I’m not saying that that is who reads fantasy. My boss reads books about werewolves. Moose reads books about magicians and people with daemons. Lord of the Rings made being a fanboi/geek cool and pretty much socially acceptable. Nor am I someone who really subscribes to the belief that fantasy is a lesser genre (though it does seem that some god-awful dross gets published just because “it’s fantasy, so we don’t need standards”).
But still, say ‘fantasy’ and I challenge you not to think immediately of a dysfunctional teenager who wears a lot of spiky jewellery, listens to loud music, and who the FBI would question first if there was a suspected bombing at a high-school, because everyone knows that Johnny is just weird. I mean he reads books with pictures of swords, scantily leather-clad busty women, and dragons on the front. Right?

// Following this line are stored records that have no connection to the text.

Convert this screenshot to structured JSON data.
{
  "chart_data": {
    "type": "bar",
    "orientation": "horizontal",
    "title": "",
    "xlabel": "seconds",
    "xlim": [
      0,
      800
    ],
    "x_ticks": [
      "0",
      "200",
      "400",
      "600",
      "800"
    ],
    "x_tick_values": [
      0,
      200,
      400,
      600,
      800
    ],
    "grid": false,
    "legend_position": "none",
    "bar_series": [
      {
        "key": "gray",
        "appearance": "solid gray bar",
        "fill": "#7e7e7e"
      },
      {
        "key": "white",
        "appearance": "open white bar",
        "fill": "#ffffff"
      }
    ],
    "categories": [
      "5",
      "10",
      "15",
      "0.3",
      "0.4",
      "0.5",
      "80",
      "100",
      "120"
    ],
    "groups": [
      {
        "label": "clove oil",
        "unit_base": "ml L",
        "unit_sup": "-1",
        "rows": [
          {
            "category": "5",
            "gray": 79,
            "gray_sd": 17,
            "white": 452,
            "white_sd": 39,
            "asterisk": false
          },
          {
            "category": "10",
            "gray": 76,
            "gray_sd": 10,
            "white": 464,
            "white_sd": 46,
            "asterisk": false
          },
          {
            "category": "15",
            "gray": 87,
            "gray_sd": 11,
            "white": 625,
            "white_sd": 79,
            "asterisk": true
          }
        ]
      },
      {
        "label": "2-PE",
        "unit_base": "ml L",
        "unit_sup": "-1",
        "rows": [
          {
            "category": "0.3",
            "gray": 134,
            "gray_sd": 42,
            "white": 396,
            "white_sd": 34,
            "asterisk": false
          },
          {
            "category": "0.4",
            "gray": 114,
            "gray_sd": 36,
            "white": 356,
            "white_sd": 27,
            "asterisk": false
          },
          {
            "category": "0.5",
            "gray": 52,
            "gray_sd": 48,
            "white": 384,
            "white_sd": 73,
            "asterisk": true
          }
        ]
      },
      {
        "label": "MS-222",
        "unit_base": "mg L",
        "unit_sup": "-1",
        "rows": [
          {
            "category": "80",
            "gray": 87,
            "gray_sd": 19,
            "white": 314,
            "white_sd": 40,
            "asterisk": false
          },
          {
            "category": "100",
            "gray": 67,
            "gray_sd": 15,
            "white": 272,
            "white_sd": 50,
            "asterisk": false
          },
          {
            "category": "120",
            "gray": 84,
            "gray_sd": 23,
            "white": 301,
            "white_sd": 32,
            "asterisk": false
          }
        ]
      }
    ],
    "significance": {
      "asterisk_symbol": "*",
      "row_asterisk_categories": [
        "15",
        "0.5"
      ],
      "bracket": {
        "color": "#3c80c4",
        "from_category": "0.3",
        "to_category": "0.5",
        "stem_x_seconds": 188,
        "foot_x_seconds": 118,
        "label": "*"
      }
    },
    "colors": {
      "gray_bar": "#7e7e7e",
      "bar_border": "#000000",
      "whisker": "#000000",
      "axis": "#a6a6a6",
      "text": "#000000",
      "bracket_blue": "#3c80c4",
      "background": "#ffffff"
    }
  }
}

So I’m not writing a ‘book’ and I’m reluctant to mention the genre it really belongs in if I’m being honest. It would be lovely to think that I am writing a seminal work which later generations will analyse in depth and admire the skill with which I wove the many intricate themes throughout the story. To think that maybe scholars would marvel at how such an elegantly simple piece could still have relevance. And I get a perverse kind of glee thinking that it could end up being some school set-text. But that’s never going to happen. I’m not writing a modern classic, even if it was going to get published. I’m simply putting it all down on the page because I get a kick out of it and because there’s a hoard of little people fighting in my skull who really want to make sure their story gets heard.
I just wish I had some easy way to describe it to my mum is all. Or my brother, because I know the explanation I have right now is just going to have him mocking me over the sprouts at Christmas.